Dr. Sanguan verstand das Zitat. "Ich muß zurück zur Botschaft," log er. "Dann gehen Sie ... Verschwenden Sie Ihre Sekunden!" Kim erschrak vor Tahaas' plötzlichem Zorn. Als er gehen wollte, trat Tahaas unerwartet auf ihn zu, legte ihm den Arm um den Hals, zog ihn zu sich heran und küßte ihn auf den Mund. Ein Blitzgefühl von Panik verwandelte sich in etwas anderes, als sie ihre Erregung fühlten. Mit seinen Händen wollte er ihn von sich wegdrängen, aber stattdessen umarmte er ihn und zog ihn an sich. Seine Hände drangen unter den Stoff von Tahaas' Hemd und fuhren umherirrend über seinen Rücken. Sie drängten sich aneinander, ihre Zungen wollten miteinander verschmelzen. Funkenhaft sprangen ihre Energien aufeinander über. Als sie voneinander ließen, starrte Kim ihn mit weit aufgerissenen Augen an und war nicht fähig, etwas zu sagen. Tahaas' wildes Lachen war wie ein Blitz, dann drehte er sich um und rannte lachend fort, zu ein paar anderen Punks, die die Straße herunterkamen. "He, was ist angesagt?" rief er, als er zu ihnen sprang.

Dr. Kim Sanguan blickte ihnen nach, noch erfüllt von dem Donnergroll nach dem Blitz des Kusses. Er sank an der Wand nieder und blieb dort angelehnt sitzen, mit geschlossenen Augen.
*
In der kühlen Stille drangen plötzlich die leisen Stimmen fremder Kinder an sein Ohr. "Es ist das M'Ir..." - "Das M'Ir!" - "Schaut nur... - es ist wieder da!" Er öffnete überrascht die Augen, weil er im ersten Moment glaubte, das ehrfurchtsvolle Flüstern galt ihm, aber die, die es verursachten, waren überhaupt nicht zu sehen. Er drehte den Kopf zur Seite und sah eine düstere Gasse, aus der es kam. Erschrocken sprang er auf und wußte nicht, ob er fortlaufen oder hingehen sollte, aber der unbewußte Drang war stärker als sein Verstand. Vorsichtig schlich er um die Ecke und schaute. Mehrere Gossenkinder standen vor einer zerfallenen Häuserwand und blickten auf etwas nicht erkennbares in der Ruine - Dr. Sanguan registrierten sie nicht.
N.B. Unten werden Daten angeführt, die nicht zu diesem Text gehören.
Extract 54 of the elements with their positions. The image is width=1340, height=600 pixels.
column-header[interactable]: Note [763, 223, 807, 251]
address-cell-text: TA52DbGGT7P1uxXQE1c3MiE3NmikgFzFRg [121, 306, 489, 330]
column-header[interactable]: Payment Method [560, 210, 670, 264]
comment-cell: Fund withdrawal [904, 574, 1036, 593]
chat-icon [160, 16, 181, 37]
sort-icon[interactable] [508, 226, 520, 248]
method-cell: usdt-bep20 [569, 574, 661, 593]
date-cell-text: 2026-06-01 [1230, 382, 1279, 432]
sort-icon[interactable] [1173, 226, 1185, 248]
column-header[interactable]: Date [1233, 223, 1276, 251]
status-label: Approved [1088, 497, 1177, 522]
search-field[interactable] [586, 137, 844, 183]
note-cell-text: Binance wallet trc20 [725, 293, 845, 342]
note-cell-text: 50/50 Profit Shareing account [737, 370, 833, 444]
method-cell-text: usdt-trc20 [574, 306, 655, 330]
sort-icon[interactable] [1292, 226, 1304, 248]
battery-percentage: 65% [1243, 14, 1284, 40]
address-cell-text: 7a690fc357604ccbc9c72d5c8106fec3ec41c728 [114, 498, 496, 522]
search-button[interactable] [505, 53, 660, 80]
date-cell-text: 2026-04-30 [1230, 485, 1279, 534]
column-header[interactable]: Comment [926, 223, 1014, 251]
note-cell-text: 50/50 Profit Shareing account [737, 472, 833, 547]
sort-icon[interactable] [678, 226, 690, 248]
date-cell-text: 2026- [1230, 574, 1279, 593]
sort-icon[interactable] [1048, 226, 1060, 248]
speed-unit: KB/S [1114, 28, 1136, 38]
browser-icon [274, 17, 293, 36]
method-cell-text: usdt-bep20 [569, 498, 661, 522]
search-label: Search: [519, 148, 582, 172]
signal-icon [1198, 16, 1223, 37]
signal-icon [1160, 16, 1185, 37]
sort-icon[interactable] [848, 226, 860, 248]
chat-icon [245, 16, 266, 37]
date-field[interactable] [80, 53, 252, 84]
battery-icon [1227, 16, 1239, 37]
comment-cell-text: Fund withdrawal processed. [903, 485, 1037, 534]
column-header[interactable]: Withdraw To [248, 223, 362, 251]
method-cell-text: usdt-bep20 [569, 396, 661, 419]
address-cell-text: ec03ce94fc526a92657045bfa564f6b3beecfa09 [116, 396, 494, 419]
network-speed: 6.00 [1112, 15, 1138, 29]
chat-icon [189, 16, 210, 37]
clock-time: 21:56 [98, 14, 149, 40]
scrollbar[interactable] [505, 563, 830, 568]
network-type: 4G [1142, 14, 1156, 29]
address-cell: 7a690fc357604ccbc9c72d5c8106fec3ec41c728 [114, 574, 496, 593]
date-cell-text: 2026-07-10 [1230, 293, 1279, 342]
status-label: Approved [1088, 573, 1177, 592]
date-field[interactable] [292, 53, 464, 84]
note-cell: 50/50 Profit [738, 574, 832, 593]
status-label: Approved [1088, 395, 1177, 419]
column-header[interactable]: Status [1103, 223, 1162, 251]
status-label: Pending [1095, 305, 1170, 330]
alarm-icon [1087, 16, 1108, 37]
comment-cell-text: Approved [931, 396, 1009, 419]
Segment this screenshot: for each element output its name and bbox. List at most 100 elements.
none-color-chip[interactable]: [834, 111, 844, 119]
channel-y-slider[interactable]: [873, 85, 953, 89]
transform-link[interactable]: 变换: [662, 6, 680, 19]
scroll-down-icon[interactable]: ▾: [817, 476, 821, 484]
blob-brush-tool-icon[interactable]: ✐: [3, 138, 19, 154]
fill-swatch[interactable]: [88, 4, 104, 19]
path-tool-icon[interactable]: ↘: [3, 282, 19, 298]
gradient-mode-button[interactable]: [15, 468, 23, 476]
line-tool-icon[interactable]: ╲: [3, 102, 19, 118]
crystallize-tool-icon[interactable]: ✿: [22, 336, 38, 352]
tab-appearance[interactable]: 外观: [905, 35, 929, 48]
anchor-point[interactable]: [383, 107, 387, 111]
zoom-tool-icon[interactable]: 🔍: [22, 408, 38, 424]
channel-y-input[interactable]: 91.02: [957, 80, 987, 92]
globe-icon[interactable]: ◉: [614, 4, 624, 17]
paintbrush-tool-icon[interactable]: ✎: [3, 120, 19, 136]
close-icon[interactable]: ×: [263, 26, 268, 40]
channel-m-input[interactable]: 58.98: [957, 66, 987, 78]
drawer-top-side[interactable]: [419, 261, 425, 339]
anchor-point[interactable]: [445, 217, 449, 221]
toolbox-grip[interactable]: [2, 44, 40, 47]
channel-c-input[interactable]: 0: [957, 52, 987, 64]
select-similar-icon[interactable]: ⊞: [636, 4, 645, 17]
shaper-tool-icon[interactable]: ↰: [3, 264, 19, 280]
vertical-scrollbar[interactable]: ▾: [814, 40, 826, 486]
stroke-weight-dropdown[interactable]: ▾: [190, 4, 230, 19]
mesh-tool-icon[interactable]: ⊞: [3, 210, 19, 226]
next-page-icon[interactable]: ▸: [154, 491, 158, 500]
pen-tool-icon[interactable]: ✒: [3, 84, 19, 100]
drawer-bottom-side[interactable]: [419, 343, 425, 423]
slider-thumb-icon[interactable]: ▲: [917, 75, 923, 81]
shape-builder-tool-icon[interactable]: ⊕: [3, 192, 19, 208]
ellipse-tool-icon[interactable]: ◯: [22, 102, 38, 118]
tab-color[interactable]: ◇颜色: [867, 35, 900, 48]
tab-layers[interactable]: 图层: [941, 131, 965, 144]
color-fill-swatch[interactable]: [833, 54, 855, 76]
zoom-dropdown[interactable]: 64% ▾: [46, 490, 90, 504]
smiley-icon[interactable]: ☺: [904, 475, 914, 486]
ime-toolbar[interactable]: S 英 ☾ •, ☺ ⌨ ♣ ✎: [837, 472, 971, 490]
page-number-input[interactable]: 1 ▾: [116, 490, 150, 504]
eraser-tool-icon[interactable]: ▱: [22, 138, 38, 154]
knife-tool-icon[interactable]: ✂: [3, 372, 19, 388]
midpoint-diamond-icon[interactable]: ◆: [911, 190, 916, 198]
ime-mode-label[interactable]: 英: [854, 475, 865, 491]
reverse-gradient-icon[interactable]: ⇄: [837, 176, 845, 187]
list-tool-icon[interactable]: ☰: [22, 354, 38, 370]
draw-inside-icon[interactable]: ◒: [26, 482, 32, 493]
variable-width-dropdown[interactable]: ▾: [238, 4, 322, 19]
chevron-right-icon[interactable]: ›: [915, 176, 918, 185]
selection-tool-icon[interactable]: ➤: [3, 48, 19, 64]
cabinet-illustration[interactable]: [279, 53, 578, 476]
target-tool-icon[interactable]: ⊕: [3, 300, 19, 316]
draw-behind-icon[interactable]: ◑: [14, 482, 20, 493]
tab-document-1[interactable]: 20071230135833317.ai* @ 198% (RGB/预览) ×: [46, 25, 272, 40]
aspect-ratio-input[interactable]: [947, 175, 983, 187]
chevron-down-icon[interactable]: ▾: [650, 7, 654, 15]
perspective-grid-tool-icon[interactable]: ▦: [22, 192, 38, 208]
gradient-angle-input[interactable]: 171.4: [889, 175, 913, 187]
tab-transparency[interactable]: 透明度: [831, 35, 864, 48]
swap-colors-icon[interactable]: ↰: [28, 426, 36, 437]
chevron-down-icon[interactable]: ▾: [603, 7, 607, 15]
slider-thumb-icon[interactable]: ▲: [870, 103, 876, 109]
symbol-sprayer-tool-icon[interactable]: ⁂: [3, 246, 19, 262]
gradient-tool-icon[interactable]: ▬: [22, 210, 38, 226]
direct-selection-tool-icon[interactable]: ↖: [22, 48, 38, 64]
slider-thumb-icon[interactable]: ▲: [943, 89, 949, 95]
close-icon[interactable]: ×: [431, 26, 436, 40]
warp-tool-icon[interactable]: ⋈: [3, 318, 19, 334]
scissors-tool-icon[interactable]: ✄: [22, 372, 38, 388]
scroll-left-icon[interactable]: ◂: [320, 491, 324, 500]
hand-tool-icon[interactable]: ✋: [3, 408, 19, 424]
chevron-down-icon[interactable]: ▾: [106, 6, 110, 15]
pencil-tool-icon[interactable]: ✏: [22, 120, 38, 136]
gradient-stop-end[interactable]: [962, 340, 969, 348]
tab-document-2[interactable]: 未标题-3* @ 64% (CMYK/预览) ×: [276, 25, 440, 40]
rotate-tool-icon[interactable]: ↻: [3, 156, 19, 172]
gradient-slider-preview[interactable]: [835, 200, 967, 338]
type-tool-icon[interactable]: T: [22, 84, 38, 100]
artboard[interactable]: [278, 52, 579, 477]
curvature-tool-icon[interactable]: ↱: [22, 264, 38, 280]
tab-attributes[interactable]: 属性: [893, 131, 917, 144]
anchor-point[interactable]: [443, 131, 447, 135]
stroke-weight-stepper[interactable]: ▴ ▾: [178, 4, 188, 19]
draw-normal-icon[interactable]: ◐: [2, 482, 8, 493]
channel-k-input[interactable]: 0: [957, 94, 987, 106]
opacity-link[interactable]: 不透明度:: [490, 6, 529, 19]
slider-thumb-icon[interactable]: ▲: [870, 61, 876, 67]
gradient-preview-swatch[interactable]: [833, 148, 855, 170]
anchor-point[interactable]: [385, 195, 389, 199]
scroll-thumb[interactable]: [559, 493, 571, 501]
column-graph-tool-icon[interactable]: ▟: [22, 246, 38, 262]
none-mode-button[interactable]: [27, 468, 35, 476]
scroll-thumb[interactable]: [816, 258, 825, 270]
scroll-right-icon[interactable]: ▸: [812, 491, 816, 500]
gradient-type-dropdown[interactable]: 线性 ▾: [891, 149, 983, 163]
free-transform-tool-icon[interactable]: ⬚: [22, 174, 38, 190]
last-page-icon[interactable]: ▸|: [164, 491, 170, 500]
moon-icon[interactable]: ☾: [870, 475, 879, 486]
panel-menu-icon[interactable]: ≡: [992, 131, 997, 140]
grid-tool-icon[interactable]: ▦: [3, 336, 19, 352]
"Willst du wieder mit uns spielen?" sagte eines von ihnen etwas lauter, ein anderes zischte ihm zu: "Sei leise, es verschwindet, wenn uns ein Erwachsener bemerkt!" Sie kletterten über die zerbröckelte Mauer in die Ruine hinein. Kim lief zu der Stelle, wo sie gestanden waren, lehnte sich mit dem Rücken an die Wand und schielte um die Seite, unbemerkt, wie er hoffte. "Spiel mit uns, M'Ir!" Er konnte zuerst nicht sehen, wen oder was sie ansprachen.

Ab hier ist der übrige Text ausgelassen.